Part of the NVMe specification provides the feature set to make these tools work. With SAS and SATA drives, I/O is stacked into a single queue, creating a bottleneck when reading to and from the internal NAND media. NVMe introduces the capability for 65,535 queues, each of which can hold up to 65,535 queue elements. This makes it possible to implement a highly parallel, many-to-many architecture between host and drive, with a separate queue for each host/drive relationship.
Vendors implementing this kind of technology include E8 Storage with E8 NVMe appliances and host-based software drivers. The appliance acts as a metadata server and Ethernet-to-PCIe bridge, with traditional storage tasks, like snapshots, offloaded to each connected host.
Excelero has a software-based product that connects together many servers into a mesh of storage consumers and providers. The NVMesh software enables any storage consumer to access any drive in any server without going through the target server CPU. The result is an architecture where the addition of extra capacity can be achieved with almost negligible overhead on existing applications.
WekaIO uses a similar technique to deliver a scale-out file system architecture called Matrix. The low latency of NVMe across the network, combined with distributed processing, enables the Matrix file system to operate at a speed that is faster than local drives.
Vendors have also focused on building hardware-only tools that enable high scalability.
Pavilion Data Systems has developed a platform that uses up to 20 custom hardware blade servers and 72 NVMe drives to create a rack-scale architecture capable of supporting 120 gigabytes per second of bandwidth at 100 microseconds. Application hosts use standard 40 GbE or 100 GbE RoCE network adaptors and NVMe-oF drivers.
Vexata has developed an architecture that uses commodity hardware components to scale capacity and performance around an Ethernet midplane. Back-end scalability is achieved through hardware-based Enterprise Storage Modules (ESMs), while front-end connectivity offers NVMe-oF capability and a direct hardware I/O path with I/O modules (IOMs). Existing implementations currently offer up to 16 ESMs and two IOMs, although the architecture can scale to much more.
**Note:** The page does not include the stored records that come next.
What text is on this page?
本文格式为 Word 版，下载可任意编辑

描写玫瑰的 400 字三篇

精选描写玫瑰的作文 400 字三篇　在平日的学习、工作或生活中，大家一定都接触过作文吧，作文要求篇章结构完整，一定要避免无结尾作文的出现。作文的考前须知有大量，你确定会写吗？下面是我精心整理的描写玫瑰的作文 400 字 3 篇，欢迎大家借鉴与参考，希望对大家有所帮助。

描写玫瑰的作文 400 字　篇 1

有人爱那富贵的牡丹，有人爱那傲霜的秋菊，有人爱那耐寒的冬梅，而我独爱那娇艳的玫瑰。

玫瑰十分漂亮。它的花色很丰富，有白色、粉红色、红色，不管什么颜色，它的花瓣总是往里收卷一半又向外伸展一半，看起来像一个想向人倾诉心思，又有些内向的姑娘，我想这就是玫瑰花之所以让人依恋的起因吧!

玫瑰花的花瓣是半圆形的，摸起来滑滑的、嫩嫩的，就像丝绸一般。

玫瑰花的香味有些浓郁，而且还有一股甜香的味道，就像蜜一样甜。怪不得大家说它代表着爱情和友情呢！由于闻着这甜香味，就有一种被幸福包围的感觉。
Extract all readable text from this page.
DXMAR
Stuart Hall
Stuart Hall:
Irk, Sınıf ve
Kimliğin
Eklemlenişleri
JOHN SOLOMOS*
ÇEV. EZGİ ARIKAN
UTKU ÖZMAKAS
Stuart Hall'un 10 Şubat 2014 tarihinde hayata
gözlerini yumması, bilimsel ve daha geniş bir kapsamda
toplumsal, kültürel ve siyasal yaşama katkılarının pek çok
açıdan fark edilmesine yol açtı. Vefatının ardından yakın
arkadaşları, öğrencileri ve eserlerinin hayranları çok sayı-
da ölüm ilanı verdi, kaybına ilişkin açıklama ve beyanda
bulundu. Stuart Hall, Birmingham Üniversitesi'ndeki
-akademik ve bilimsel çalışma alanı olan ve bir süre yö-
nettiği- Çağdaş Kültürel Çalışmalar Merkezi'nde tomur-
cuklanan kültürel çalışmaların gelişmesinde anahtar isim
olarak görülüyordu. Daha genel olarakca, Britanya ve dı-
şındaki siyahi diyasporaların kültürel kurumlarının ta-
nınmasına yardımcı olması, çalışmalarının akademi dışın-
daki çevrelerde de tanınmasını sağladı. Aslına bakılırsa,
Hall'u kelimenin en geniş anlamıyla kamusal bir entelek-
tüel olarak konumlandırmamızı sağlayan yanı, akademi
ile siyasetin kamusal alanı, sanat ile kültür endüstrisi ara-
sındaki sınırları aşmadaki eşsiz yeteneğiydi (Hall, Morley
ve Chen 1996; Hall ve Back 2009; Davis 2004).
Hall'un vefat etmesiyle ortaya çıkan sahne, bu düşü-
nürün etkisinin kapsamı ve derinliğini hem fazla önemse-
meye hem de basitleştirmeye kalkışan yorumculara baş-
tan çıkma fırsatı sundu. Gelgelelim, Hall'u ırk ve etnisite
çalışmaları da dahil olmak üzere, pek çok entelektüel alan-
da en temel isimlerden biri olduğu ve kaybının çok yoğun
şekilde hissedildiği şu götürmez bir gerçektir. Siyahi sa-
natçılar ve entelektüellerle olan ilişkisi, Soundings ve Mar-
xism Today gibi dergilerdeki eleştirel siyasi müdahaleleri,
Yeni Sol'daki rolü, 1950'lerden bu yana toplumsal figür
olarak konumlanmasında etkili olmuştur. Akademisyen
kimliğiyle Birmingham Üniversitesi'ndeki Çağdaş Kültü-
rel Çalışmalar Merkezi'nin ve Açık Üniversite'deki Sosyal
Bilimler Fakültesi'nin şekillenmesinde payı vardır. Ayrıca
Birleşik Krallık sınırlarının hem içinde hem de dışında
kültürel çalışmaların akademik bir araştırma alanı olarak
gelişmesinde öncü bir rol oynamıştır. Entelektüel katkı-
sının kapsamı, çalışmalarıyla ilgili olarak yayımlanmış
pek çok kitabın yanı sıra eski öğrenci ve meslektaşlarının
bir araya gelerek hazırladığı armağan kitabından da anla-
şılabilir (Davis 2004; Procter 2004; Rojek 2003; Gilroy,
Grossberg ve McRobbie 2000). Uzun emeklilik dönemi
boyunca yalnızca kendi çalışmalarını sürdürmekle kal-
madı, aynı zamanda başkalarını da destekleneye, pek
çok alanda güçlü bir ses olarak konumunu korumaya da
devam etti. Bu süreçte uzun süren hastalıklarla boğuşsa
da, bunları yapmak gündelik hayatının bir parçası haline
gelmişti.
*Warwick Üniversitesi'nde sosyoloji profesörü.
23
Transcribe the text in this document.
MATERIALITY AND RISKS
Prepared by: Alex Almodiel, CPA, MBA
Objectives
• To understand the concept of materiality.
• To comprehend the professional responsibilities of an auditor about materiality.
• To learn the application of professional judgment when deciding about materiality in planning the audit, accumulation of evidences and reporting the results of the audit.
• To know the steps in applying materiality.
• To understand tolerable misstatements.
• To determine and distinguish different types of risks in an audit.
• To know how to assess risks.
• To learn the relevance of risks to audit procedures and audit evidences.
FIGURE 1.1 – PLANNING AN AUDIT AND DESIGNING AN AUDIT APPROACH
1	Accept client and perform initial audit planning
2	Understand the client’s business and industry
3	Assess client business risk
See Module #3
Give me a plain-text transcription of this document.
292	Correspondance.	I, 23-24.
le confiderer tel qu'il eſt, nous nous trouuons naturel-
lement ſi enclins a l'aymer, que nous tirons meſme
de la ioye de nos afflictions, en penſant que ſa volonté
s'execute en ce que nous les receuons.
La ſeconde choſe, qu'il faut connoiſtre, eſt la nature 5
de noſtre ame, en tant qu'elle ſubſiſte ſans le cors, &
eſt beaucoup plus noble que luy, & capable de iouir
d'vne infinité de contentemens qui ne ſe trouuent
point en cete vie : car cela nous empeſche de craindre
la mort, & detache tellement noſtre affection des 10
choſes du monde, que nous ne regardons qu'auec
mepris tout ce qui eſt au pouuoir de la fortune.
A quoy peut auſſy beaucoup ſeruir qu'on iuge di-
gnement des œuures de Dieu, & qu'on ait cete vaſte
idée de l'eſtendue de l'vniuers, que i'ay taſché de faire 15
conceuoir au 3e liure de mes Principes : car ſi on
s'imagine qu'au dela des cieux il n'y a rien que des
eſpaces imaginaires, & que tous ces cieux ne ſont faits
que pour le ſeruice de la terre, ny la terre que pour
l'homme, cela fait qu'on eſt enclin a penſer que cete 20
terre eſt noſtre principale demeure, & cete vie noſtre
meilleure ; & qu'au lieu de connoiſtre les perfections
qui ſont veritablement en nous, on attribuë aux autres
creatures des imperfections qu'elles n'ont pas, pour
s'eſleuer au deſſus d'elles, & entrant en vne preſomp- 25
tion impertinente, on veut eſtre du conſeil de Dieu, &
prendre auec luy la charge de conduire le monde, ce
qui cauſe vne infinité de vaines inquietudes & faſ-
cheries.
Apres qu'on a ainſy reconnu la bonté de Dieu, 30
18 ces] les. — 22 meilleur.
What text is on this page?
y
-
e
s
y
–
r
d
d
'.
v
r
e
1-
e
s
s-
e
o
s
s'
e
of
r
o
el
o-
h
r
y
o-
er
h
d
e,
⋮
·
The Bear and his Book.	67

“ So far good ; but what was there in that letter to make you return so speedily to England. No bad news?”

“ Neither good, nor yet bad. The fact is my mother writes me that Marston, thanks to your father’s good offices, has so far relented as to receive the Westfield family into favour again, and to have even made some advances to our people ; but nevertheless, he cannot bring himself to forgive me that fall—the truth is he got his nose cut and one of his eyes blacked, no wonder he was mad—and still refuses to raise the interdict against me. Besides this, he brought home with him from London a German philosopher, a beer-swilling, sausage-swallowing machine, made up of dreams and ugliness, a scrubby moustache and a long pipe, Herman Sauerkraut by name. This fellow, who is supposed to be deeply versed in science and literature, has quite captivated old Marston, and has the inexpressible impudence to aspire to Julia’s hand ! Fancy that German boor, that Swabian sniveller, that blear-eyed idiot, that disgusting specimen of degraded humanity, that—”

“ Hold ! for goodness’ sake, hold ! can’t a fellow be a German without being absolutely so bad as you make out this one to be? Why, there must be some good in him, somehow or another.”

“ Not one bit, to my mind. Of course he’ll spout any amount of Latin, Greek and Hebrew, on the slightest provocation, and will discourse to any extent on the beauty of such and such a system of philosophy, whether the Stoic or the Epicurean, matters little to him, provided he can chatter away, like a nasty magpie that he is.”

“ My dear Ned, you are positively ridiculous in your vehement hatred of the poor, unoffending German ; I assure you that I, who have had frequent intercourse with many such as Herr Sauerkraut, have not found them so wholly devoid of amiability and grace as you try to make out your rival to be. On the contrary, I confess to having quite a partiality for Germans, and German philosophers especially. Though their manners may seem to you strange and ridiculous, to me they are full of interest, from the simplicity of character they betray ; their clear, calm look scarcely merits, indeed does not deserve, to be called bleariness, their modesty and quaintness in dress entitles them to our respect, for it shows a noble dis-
Apeiron Data Systems is another startup following the hardware model. The Apeiron ADS1000 platform uses NVMe over Ethernet and custom host bus adapters to deliver a scale-out architecture that can grow to support thousands of drives in a single configuration.
NVMe-oF is providing the capability to remove the constraints of a traditional architecture and to create products that are more distributed in nature. The common thread for all of these vendor offerings is to reduce the length and impact of the I/O path from host to media. This will be a feature of future storage designs, as latency remains the biggest challenge for storage to overcome.